The framework handles splitting the question, running the sub-queries in parallel, and writing the combined answer. Building this from scratch would take significant code.

Observability

Both frameworks have first-party observability tools.

LangChain has LangSmith, which captures every LLM call, token count, chain run, and latency. It has prompt management and evaluation built in. The free tier is generous. It’s the most complete developer experience in this space.

LlamaIndex has LlamaCloud for managed indexing and retrieval, plus Phoenix (from Arize) is the most-used open-source tracing integration.

For cost monitoring, both integrate with third-party tools like Langfuse and Helicone that work regardless of which framework you use.

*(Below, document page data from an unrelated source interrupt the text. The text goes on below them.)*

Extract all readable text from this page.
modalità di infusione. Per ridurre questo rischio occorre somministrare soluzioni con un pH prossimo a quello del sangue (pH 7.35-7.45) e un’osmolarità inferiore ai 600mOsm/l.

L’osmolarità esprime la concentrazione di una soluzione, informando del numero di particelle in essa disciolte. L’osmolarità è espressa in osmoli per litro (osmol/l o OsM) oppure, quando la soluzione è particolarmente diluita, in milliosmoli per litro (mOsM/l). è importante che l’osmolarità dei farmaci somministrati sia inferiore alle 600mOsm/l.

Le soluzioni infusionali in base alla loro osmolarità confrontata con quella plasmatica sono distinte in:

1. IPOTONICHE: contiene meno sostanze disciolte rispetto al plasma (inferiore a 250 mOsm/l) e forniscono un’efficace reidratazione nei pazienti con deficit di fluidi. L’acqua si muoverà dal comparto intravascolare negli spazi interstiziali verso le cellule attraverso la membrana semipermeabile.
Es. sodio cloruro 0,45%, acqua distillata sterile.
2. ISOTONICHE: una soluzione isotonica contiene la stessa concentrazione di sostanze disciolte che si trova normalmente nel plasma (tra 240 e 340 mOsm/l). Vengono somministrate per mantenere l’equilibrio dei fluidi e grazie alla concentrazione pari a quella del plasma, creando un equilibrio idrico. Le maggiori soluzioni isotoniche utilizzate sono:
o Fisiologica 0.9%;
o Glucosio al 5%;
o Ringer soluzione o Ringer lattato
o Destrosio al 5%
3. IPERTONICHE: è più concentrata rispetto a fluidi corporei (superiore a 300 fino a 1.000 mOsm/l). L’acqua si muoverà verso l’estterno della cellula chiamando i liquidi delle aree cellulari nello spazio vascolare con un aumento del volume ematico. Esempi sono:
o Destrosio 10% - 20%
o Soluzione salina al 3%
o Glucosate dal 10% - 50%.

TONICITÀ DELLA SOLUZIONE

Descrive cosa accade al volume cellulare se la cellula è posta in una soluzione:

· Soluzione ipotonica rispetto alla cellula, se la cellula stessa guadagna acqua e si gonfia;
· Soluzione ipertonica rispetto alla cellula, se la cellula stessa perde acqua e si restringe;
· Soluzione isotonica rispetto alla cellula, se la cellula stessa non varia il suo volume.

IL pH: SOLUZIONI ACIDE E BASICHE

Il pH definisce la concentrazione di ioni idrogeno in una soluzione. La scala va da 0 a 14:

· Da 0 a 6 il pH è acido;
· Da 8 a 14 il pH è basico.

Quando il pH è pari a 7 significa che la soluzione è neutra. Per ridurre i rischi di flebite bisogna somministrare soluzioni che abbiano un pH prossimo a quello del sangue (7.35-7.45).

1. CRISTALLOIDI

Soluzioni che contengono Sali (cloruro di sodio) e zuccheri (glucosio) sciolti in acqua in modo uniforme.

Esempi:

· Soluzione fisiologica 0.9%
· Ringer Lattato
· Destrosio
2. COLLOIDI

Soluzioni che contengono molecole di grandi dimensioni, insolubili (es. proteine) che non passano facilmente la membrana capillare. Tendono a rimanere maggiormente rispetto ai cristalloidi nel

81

The Case for Using Neither

For simple use cases, both frameworks add complexity that may not pay off. If you’re making a single LLM call with no retrieval:

import anthropic

client = anthropic.Anthropic()
message = client.messages.create(
    model="claude-sonnet-4-6",
    max_tokens=1024,
    messages=[{"role": "user", "content": "Extract the invoice total from this text."}]
)

That’s it. No framework needed. A framework becomes worth its overhead when you’re composing multiple calls, maintaining state, or managing a retrieval pipeline with non-trivial chunking and indexing decisions.

The rough heuristic:

  • One LLM call: use the provider SDK directly
  • RAG over your documents: start with LlamaIndex
  • Multi-tool agent or complex chaining: start with LangChain/LangGraph
  • Both retrieval and complex agent behavior: the frameworks integrate; use LlamaIndex as the retriever inside a LangGraph workflow

Production Considerations

Neither framework is fully stable in the “we won’t break your imports” sense. Both have undergone significant API changes in the past 18 months. LangChain in particular has deprecated large parts of its core in favor of LCEL and LangGraph. If you pin your versions and check the changelog before upgrades, this is manageable. If you expect zero-migration upgrades, neither framework will make you happy.

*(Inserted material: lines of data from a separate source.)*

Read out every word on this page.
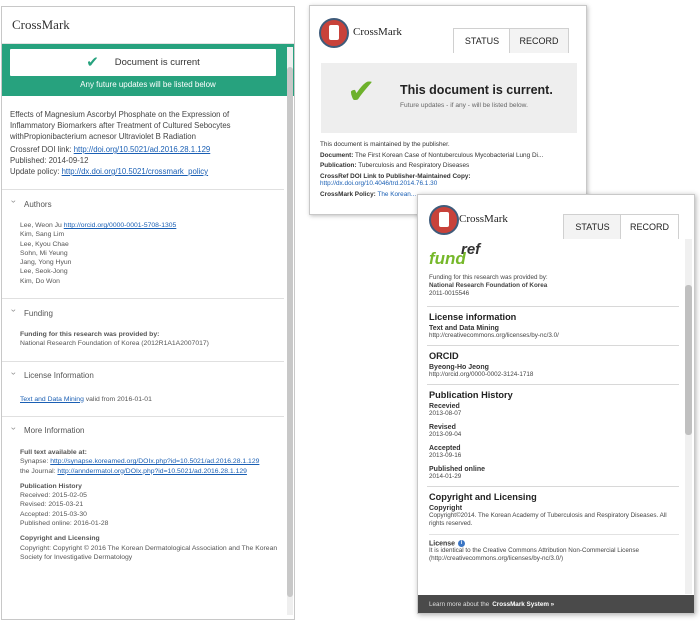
CrossMark
✔ Document is current
Any future updates will be listed below
Effects of Magnesium Ascorbyl Phosphate on the Expression of Inflammatory Biomarkers after Treatment of Cultured Sebocytes withPropionibacterium acnesor Ultraviolet B Radiation
Crossref DOI link: http://doi.org/10.5021/ad.2016.28.1.129
Published: 2014-09-12
Update policy: http://dx.doi.org/10.5021/crossmark_policy
› Authors
Lee, Weon Ju http://orcid.org/0000-0001-5708-1305
Kim, Sang Lim
Lee, Kyou Chae
Sohn, Mi Yeung
Jang, Yong Hyun
Lee, Seok-Jong
Kim, Do Won
› Funding
Funding for this research was provided by:
National Research Foundation of Korea (2012R1A1A2007017)
› License Information
Text and Data Mining valid from 2016-01-01
› More Information
Full text available at:
Synapse: http://synapse.koreamed.org/DOIx.php?id=10.5021/ad.2016.28.1.129
the Journal: http://anndermatol.org/DOIx.php?id=10.5021/ad.2016.28.1.129
Publication History
Received: 2015-02-05
Revised: 2015-03-21
Accepted: 2015-03-30
Published online: 2016-01-28
Copyright and Licensing
Copyright: Copyright © 2016 The Korean Dermatological Association and The Korean Society for Investigative Dermatology
CrossMark
STATUS	RECORD
✔ This document is current.
Future updates - if any - will be listed below.
This document is maintained by the publisher.
Document: The First Korean Case of Nontuberculous Mycobacterial Lung Di...
Publication: Tuberculosis and Respiratory Diseases
CrossRef DOI Link to Publisher-Maintained Copy:
http://dx.doi.org/10.4046/trd.2014.76.1.30
CrossMark Policy: The Korean...
CrossMark
STATUS	RECORD
fund
ref
Funding for this research was provided by:
National Research Foundation of Korea
2011-0015546
License information
Text and Data Mining
http://creativecommons.org/licenses/by-nc/3.0/
ORCID
Byeong-Ho Jeong
http://orcid.org/0000-0002-3124-1718
Publication History
Recevied
2013-08-07
Revised
2013-09-04
Accepted
2013-09-16
Published online
2014-01-29
Copyright and Licensing
Copyright
Copyright©2014. The Korean Academy of Tuberculosis and Respiratory Diseases. All rights reserved.
License i
It is identical to the Creative Commons Attribution Non-Commercial License (http://creativecommons.org/licenses/by-nc/3.0/)
Learn more about the CrossMark System »
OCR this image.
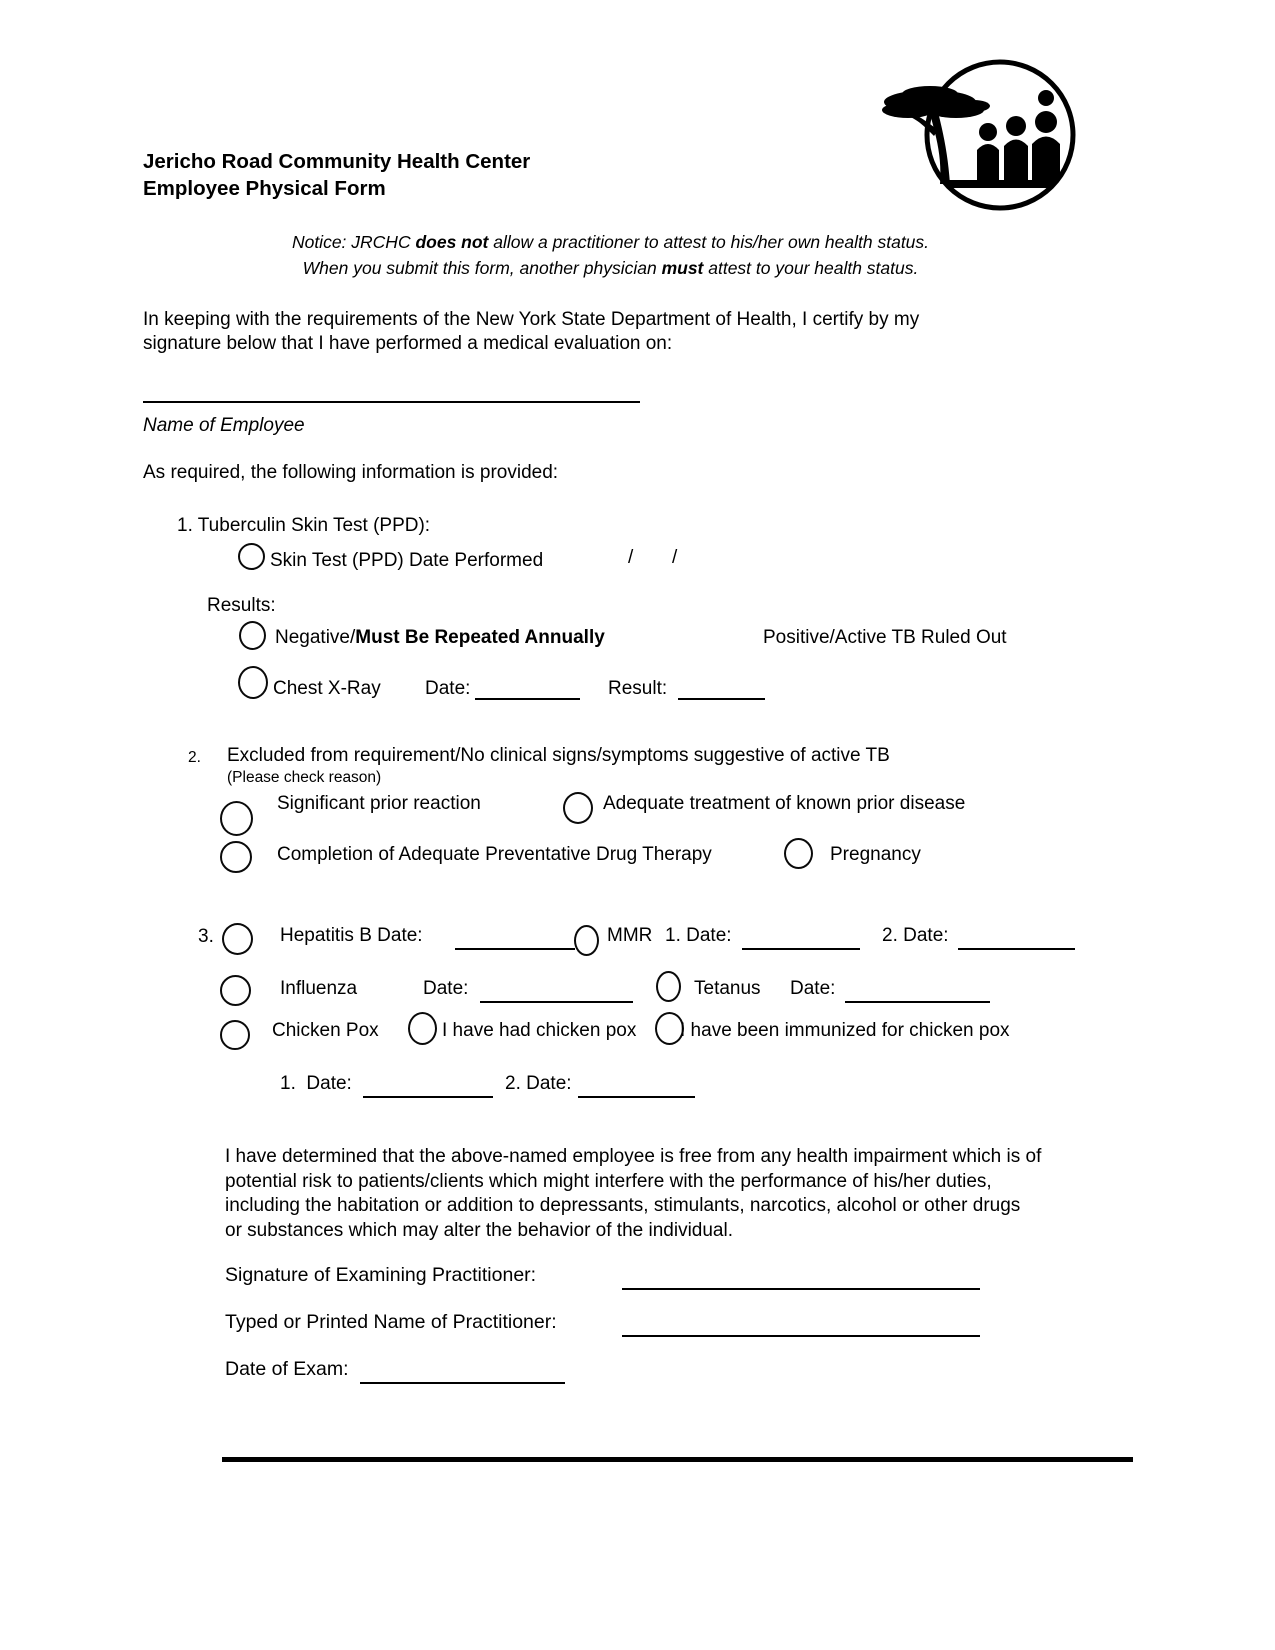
Jericho Road Community Health Center
Employee Physical Form
Notice: JRCHC does not allow a practitioner to attest to his/her own health status.
When you submit this form, another physician must attest to your health status.
In keeping with the requirements of the New York State Department of Health, I certify by my
signature below that I have performed a medical evaluation on:
Name of Employee
As required, the following information is provided:
1. Tuberculin Skin Test (PPD):
Skin Test (PPD) Date Performed	/ /
Results:
Negative/Must Be Repeated Annually	Positive/Active TB Ruled Out
Chest X-Ray Date:	Result:
2. Excluded from requirement/No clinical signs/symptoms suggestive of active TB
(Please check reason)
Significant prior reaction	Adequate treatment of known prior disease
Completion of Adequate Preventative Drug Therapy	Pregnancy
3.	Hepatitis B Date:	MMR 1. Date:	2. Date:
Influenza	Date:	Tetanus Date:
Chicken Pox	I have had chicken pox I have been immunized for chicken pox
1.  Date:	2. Date:
I have determined that the above-named employee is free from any health impairment which is of
potential risk to patients/clients which might interfere with the performance of his/her duties,
including the habitation or addition to depressants, stimulants, narcotics, alcohol or other drugs
or substances which may alter the behavior of the individual.
Signature of Examining Practitioner:
Typed or Printed Name of Practitioner:
Date of Exam:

Both have TypeScript/JavaScript ports (langchainjs and llama-index-ts). The Python versions are more complete and have more community content. If you’re building in Node.js, expect to hit more rough edges.

The community quality is high for common patterns and rapidly drops off for edge cases. Budget time for debugging integration issues that aren’t covered by the official examples.

For new projects in 2026, the starting point for a document Q&A system is LlamaIndex. The starting point for a tool-using agent is LangChain with LangGraph. Both are mature enough for production. Pick based on what your use case looks like, not on which one has more GitHub stars.